Solidarity with the Iraqi people and the country’s intellectuals!

group of Iraqi intellectuals
2010 / 12 / 10

Solidarity with the Iraqi people and the country’s intellectuals!
08/12/2010
Stop the present vicious attack on democratic, civil and cultural rights in Iraq

By a group of Iraqi intellectuals


Iraq has recently witnessed a vicious onslaught on basic democratic and cultural rights, in grave violation of the Iraqi Constitution, orchestrated by a number of provincial councils, including the capital Baghdad.

It has been reported today (8 December 2010) that the Ministry of Education is to prohibit the teaching of theatre and music at the Institute of Fine Arts in Baghdad. According to this report, statues and works of art at the entrance of the Institute are also to be removed. No explanation has been given for this decision, but some students believe that the pretext is religious.

But this is not an isolated incident.
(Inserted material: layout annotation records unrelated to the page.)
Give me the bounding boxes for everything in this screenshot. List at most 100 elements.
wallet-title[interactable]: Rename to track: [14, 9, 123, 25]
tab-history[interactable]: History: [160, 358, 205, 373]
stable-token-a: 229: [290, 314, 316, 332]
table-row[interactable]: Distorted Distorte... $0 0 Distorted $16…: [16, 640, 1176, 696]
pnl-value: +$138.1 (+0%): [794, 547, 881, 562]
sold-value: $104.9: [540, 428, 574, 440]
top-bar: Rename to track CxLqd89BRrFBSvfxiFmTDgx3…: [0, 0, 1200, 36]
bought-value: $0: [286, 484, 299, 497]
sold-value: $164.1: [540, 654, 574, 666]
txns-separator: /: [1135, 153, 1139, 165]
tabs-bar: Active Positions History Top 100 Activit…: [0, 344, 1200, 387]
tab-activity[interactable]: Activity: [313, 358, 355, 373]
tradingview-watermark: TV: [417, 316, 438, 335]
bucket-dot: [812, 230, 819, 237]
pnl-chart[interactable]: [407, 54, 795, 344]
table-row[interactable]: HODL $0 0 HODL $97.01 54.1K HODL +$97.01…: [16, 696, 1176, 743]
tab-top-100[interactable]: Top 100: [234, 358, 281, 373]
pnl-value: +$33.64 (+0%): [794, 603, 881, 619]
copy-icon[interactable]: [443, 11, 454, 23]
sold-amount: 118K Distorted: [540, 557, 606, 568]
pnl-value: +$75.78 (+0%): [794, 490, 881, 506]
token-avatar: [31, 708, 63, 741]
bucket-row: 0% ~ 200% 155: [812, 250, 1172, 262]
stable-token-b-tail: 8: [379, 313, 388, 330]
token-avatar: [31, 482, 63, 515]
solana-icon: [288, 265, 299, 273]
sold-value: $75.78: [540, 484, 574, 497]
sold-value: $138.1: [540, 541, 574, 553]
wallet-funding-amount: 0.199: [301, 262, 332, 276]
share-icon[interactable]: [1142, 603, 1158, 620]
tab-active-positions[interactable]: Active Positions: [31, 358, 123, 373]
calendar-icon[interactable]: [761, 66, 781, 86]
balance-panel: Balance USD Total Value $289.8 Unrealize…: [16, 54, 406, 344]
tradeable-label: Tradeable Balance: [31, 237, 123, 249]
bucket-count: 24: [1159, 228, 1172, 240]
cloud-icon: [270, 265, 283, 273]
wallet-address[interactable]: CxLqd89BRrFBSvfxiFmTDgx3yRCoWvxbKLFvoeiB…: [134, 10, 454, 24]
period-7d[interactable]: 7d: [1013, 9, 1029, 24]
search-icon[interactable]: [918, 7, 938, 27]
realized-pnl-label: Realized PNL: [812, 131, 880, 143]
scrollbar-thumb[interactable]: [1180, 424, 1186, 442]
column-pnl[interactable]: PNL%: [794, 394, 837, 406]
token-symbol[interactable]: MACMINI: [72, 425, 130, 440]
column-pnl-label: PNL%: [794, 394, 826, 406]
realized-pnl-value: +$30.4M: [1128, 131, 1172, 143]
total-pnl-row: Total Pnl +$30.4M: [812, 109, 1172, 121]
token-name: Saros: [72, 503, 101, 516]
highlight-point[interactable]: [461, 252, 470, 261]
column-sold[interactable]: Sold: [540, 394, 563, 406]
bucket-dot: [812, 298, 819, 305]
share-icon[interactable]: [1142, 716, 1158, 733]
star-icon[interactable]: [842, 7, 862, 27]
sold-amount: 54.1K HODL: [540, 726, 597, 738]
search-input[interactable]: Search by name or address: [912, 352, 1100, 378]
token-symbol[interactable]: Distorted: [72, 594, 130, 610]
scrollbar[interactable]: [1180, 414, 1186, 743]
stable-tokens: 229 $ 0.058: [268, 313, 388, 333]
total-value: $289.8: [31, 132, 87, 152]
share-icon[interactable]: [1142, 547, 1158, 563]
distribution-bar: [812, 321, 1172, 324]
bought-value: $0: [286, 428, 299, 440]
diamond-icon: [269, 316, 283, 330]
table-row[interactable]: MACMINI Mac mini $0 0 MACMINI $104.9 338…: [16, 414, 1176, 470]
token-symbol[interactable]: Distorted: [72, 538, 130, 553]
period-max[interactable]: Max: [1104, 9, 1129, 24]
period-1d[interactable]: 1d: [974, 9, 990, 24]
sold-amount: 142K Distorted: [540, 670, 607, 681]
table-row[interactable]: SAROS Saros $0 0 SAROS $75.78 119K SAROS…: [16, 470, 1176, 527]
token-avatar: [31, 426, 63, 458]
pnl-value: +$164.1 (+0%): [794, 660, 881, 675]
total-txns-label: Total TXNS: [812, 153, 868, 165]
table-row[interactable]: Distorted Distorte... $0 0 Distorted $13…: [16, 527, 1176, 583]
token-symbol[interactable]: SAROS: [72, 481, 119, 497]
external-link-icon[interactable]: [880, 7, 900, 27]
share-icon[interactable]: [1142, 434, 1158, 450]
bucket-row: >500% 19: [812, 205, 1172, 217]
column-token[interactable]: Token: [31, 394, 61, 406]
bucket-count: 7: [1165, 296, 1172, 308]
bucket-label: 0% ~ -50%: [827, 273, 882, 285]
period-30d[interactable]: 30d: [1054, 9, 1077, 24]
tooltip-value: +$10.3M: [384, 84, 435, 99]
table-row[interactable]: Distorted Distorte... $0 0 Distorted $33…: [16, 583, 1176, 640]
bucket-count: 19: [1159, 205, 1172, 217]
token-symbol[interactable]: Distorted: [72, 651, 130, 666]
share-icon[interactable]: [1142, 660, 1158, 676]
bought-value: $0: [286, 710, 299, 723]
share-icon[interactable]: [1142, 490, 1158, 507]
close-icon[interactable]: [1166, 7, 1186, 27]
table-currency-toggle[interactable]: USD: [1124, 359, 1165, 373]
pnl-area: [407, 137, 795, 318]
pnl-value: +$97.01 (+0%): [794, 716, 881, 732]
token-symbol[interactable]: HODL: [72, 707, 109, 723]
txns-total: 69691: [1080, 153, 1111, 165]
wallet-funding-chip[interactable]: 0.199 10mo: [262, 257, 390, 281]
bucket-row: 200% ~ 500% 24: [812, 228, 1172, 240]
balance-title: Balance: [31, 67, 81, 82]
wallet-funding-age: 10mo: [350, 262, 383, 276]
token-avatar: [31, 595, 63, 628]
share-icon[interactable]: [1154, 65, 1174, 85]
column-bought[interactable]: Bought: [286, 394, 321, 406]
One most serious attack recently has been the closing down by security forces, on orders from the Baghdad provincial council, of the Iraqi Writers’ Union social club in central Baghdad. The provincial council took a decision on 26th November 2010 to close down all nightclubs, based on an infamous decree made by Saddam Hussein’s Revolutionary Command Council (No. 82, 1994) and it is still in force! That decree, issued by the dictatorial regime, was part of the so-called “Faith Campaign” launched by Saddam Hussein, using a religious pretext, in a desperate attempt to shore up his crumbling and isolated regime.

The president of Baghdad provincial council, Kamel al-Zaidi, has tried to justify this act as being part of moves by the council to close down nightclubs ‘that do not possess proper licences, and in response to public complaints’. He has even issued threats of further action against intellectuals organising protests.

In recent months, during the political crisis around the formation of a new government, repressive measures were taken also in other provinces. The provincial Council of Babil, just south of Baghdad, took the decision to ban songs and plays in the programme of the renowned Babil Festival, an annual cultural event. In Basra, the provincial council intervened to cancel a French Circus programme, trying to justify its action on flimsy religious grounds.

Democratic and civil society organisations, with an active participation of cultural associations and intellectuals, have now organised a national campaign against these repressive measures. They consider them to be part of a systematic policy to suppress democratic rights and freedoms, and to lay the foundations for a despotic religious state in Iraq, against the will of the Iraqi people.

As part of the campaign against repression, a big public protest meeting was held in Al-Mutanabi Street (the heart of the Iraqi book-selling district) in central Baghdad, on 3rd December 2010, expressing solidarity with the Iraqi Writers’ Union and calling for immediate action by the government and parliament to rescind the recent repressive and unconstitutional measures taken by local authorities in Baghdad and several other provinces.

A solidarity campaign has been launched by a number of Iraqi intellectuals based in the UK to lobby the British Parliament, government, intellectuals, cultural associations and human rights organisations in order to press the Iraqi Government and parliament to act immediately:

• To annul all the repressive and anti-democratic measures taken by the Baghdad provincial council and other local authorities.

• To abolish all the draconian decrees that had been issued by Saddam Hussein’s dictatorial regime and its so-called “Revolutionary Command Council”.

• To abide by the civil and democratic rights stipulated in the Iraqi Constitution, and to take firm action against any violations of these rights and freedoms.

• To defend the intellectual rights and freedom of expression by democratic and civil society organisations.